Open argen666 opened 1 year ago
Hi @argen666, welcome! Please let me know which ways are you thinking to integrate embeddings; could be used on a per-chat, per-message, per-chunk level, and to enable many use cases: search, memory, context injection. First I'd like to hear from you: what would be the use case - how would you use embeddings and where would they show up in the user interface?
Hi @enricoros, I guess the basic use case is to build a more complete research assistant trained on multiple custom documents.
The basic step-by-step guide using embeddings:
In our case, I think we need to add support for the vector databases listed above and add configuration for connecting to them in the application settings. This way, the user will be able to connect their own knowledge base for use. So, we just need to implement only step 6 of the above guide. Please share your thoughts on this matter. Thanks
@argen666 @enricoros I have made a PR for this here, it is a decent start functionality-wise as a proof of concept
I know it could be better integrated into the current codebase and have a better UI for sure
@michaelcreatesstuff @enricoros Great work! I also implemented this functionality in parallel with you. I'm not creating a PR yet because I'm waiting for langchainJS to add the implementation to work with Redis and other vector databases. At the moment, I also have to use Pinecone because of these limitations.

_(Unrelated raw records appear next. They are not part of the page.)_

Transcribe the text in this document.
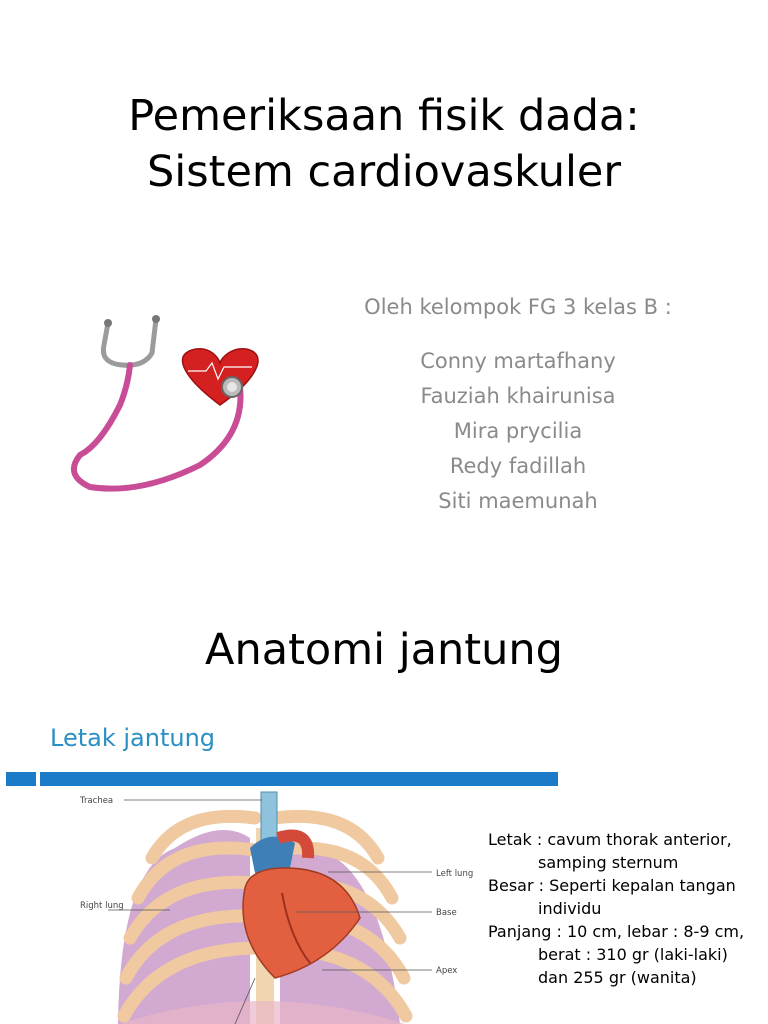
Pemeriksaan fisik dada:
Sistem cardiovaskuler
Oleh kelompok FG 3 kelas B :
Conny martafhany
Fauziah khairunisa
Mira prycilia
Redy fadillah
Siti maemunah
Anatomi jantung
Letak jantung
Trachea
Right lung
Left lung
Base
Apex
Letak : cavum thorak anterior, samping sternum
Besar : Seperti kepalan tangan individu
Panjang : 10 cm, lebar : 8-9 cm, berat : 310 gr (laki-laki) dan 255 gr (wanita)
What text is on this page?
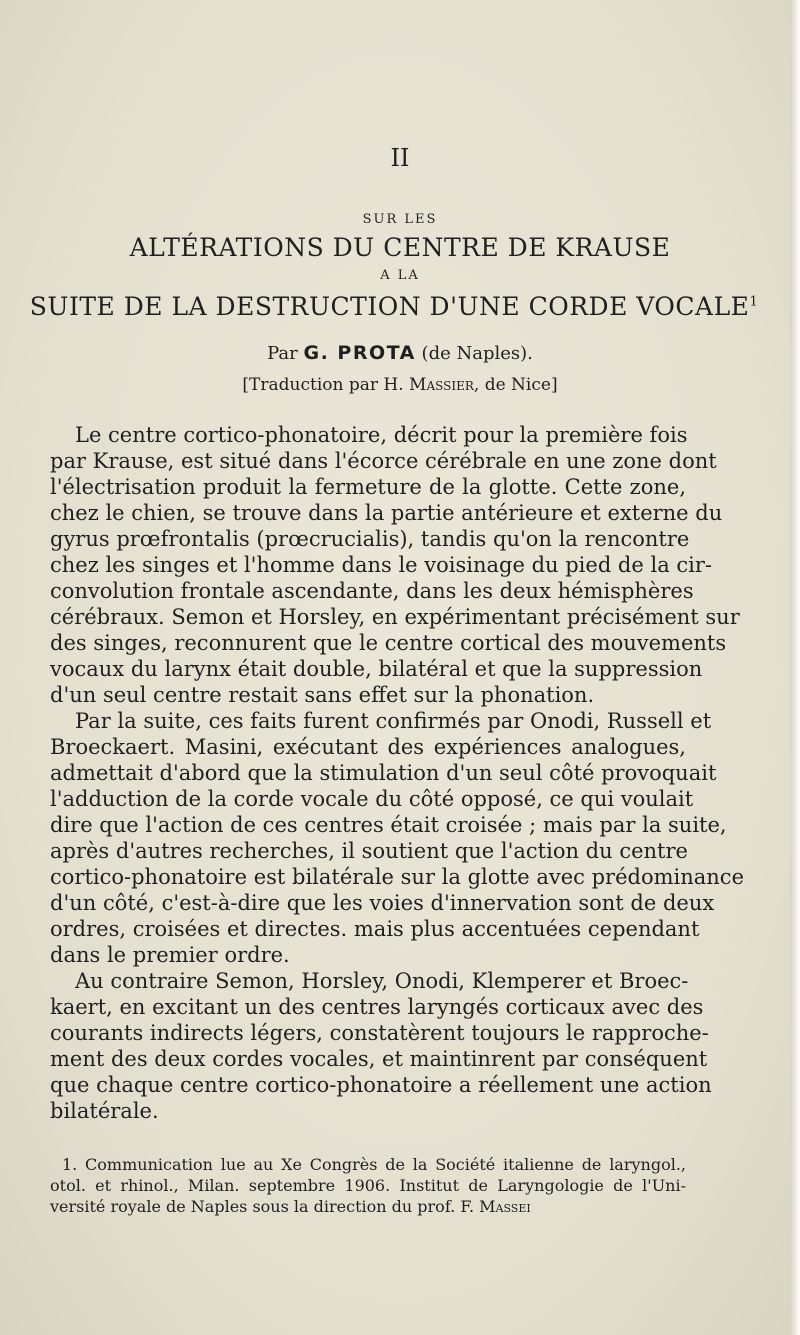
II
SUR LES
ALTÉRATIONS DU CENTRE DE KRAUSE
A LA
SUITE DE LA DESTRUCTION D'UNE CORDE VOCALE$^1$
Par G. PROTA (de Naples).
[Traduction par H. Massier, de Nice]
Le centre cortico-phonatoire, décrit pour la première fois
par Krause, est situé dans l'écorce cérébrale en une zone dont
l'électrisation produit la fermeture de la glotte. Cette zone,
chez le chien, se trouve dans la partie antérieure et externe du
gyrus prœfrontalis (prœcrucialis), tandis qu'on la rencontre
chez les singes et l'homme dans le voisinage du pied de la cir-
convolution frontale ascendante, dans les deux hémisphères
cérébraux. Semon et Horsley, en expérimentant précisément sur
des singes, reconnurent que le centre cortical des mouvements
vocaux du larynx était double, bilatéral et que la suppression
d'un seul centre restait sans effet sur la phonation.
Par la suite, ces faits furent confirmés par Onodi, Russell et
Broeckaert. Masini, exécutant des expériences analogues,
admettait d'abord que la stimulation d'un seul côté provoquait
l'adduction de la corde vocale du côté opposé, ce qui voulait
dire que l'action de ces centres était croisée ; mais par la suite,
après d'autres recherches, il soutient que l'action du centre
cortico-phonatoire est bilatérale sur la glotte avec prédominance
d'un côté, c'est-à-dire que les voies d'innervation sont de deux
ordres, croisées et directes. mais plus accentuées cependant
dans le premier ordre.
Au contraire Semon, Horsley, Onodi, Klemperer et Broec-
kaert, en excitant un des centres laryngés corticaux avec des
courants indirects légers, constatèrent toujours le rapproche-
ment des deux cordes vocales, et maintinrent par conséquent
que chaque centre cortico-phonatoire a réellement une action
bilatérale.
1. Communication lue au Xe Congrès de la Société italienne de laryngol.,
otol. et rhinol., Milan. septembre 1906. Institut de Laryngologie de l'Uni-
versité royale de Naples sous la direction du prof. F. Massei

@argen666 thanks. Agreed, langchainJS seems a bit behind langchain python. I'm going to try python + FastAPI
Have you tried this? It was on my list of concepts to explore https://js.langchain.com/docs/modules/indexes/vector_stores/integrations/memory but I will try python for a bit first
@michaelcreatesstuff Thanks. I haven't tried that since I decided to focus on external vector stores to have an independent knowledge base
@enricoros @michaelcreatesstuff Hi Team, I have made a pull request for this feature https://github.com/enricoros/big-agi/pull/122 I would appreciate any feedback. Thank you!
I believe Big-AGI could benefit greatly from embeddings as this could allow for exploration of new use cases and extended functionalities for the code assistant and textual contexts.

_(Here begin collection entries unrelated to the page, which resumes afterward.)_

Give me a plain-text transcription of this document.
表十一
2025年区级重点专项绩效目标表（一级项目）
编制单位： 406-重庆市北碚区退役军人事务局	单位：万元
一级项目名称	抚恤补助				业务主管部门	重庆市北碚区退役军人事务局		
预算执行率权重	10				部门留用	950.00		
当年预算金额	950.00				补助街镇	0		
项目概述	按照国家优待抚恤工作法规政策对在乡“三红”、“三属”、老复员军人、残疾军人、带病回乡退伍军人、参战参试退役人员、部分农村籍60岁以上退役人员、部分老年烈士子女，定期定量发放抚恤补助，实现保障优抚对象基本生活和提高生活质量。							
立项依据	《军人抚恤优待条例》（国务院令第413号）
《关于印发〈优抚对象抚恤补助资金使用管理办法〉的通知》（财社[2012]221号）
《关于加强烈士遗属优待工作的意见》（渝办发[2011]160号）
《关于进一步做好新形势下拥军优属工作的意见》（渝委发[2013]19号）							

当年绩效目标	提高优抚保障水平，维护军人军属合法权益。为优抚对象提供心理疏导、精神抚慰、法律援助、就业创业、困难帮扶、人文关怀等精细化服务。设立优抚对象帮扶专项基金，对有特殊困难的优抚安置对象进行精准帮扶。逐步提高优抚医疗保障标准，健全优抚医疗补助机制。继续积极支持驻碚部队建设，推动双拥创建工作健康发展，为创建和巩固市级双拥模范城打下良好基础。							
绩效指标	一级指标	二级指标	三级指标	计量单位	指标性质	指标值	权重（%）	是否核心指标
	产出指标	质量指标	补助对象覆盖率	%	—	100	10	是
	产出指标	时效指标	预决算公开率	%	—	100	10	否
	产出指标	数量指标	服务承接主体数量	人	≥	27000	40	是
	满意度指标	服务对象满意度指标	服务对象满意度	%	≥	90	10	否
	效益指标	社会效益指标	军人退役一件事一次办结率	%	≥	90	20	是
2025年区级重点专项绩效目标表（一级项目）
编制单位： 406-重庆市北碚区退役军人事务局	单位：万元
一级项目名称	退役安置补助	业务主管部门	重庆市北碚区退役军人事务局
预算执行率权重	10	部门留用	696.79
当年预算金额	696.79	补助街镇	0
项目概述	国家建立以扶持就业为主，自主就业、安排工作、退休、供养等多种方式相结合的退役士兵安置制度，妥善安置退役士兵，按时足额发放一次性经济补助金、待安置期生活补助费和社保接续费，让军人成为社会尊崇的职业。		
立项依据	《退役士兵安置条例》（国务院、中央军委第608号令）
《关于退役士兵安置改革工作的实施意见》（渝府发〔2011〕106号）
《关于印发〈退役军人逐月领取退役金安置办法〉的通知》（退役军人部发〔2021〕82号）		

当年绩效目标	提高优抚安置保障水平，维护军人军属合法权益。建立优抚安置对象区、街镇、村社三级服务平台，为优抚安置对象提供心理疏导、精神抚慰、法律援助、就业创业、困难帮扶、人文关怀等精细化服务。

Here is an attempt to provide a proper request description using the repo template to help continue the discussion. This of course was generated with some help from Big-AGI running GPT4(preview) and vetted by me:
Why Integrating textual embeddings into Big AGI will transform the way users interact with uploaded text files by providing a more efficient and semantically rich processing method. Instead of directly inserting text into the context window, the new feature will create embeddings that capture the essence of the text. This will enable users to perform complex language tasks on larger documents without being constrained by the context window size, leading to more accurate and context-aware responses from Big AGI.

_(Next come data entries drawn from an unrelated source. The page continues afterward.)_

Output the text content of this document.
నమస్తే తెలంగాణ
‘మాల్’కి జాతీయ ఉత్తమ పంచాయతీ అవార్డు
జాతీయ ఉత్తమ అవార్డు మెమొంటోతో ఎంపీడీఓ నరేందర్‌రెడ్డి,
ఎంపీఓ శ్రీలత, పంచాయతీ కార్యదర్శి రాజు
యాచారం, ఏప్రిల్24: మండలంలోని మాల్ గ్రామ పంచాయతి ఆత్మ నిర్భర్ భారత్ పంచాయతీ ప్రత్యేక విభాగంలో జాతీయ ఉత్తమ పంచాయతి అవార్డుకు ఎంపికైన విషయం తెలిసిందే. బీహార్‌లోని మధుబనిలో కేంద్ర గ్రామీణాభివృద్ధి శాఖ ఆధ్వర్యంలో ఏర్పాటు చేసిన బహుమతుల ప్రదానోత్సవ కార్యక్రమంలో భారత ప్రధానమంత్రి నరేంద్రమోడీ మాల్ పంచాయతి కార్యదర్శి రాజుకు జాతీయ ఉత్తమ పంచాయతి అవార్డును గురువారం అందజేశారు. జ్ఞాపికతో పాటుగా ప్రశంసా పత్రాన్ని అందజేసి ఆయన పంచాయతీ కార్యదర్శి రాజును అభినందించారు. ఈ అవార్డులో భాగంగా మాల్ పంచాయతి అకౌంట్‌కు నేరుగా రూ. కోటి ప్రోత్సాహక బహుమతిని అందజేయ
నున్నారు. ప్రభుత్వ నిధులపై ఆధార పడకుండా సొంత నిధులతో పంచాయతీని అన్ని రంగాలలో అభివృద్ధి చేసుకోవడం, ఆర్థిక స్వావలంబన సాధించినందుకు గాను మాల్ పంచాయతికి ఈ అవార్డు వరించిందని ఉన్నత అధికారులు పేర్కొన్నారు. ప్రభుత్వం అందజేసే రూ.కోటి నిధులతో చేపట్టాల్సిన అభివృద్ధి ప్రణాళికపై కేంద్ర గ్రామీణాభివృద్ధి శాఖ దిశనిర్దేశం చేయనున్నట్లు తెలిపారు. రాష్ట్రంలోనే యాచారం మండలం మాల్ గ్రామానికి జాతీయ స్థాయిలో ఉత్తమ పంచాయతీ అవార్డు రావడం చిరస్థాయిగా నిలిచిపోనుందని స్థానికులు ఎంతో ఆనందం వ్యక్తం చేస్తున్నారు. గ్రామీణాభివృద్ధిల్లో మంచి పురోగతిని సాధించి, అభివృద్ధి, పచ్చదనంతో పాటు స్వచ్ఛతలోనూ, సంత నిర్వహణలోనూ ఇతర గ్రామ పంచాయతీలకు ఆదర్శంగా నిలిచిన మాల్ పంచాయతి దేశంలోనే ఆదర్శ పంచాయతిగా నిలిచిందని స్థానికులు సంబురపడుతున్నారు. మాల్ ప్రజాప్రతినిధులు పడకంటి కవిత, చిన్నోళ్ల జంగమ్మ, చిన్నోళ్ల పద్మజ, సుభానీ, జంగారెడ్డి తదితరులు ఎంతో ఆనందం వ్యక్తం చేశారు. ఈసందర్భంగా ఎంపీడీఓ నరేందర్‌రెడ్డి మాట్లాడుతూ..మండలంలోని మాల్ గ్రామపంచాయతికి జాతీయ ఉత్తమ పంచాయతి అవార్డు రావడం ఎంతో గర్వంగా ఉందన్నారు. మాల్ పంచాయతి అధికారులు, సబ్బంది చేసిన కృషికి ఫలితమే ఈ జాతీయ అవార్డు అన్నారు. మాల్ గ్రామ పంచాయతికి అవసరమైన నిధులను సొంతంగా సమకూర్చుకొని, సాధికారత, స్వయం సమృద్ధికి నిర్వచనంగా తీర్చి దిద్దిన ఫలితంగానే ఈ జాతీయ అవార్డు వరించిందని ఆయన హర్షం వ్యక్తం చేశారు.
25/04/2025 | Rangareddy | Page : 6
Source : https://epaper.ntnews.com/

Description This enhancement to Big-AGI will involve a transparent shift in handling uploaded text files. Upon upload, instead of placing the text into the context window, the system will generate text embeddings using a selected embedding service. These embeddings will then be used within the current conversation to maintain the flow and context. The system will be designed to support a variety of embedding services and vector databases, ensuring flexibility and extensibility. The initial implementation will focus on an in-browser vector database to provide immediate, client-side functionality without the need for server-side processing.
Requirements
(Generated with big-AGI using GPT4(1106) and vetted by the author of this post)
Thanks for the description, clearly made by GPT-4 because it sounds good, but it's low on details.
I read when to generate and where to store. But how are the embeddings being used? Just storing them is not enough.
Is the objective to have a RAG use case? Embeddings can be used for many purposes, and I'd be curious about the top ways to use them. (Rag, MemGPT-like, etc.)
I can share here my use cases here:
Semantic search of relevant data over a colection of documents -- I would like to be able to have multiple collections of documents to select which collection to chat with (for example all my financial documents in one collection or "workspace", my health-related documents on another and so on)
Semantic search over previous chat conversations or summarization of memory to have a bot "learn" as we interact. -- A personas-generated agent could be the "narrator" responsible for summarization of chat conversations which will then be stored as vector embeddings and then used on future conversations.
As to where to store the vectors: ... well that is a difficult one because there are only a couple vector-db for the browser (This is the only one I know about) -- but IMHO vectors should be stored on a more "persistenty" and user-governed database which could probably be enabled by adding integrations ... the fun part with this is the fact that the list of vector-db servicess is quite large (maybe leverage langchain-js?). -- (maybe we can start with some OpenSource integrations like Chroma and we can ask @lunamidori5 to add that to their installer 😉 )
I hope this adds to the conversation. I would love to lend a hand to make this land on big-AGI.
@bbaaxx its next on my list! Just need to get WSL working
I would like to request the integration of OpenAI embeddings into the project. As OpenAI offers powerful language models, incorporating their embeddings could significantly improve the performance and capabilities of our project. Please let me know if there are any concerns or additional requirements for implementing this feature. I am more than happy to contribute to the development and testing process.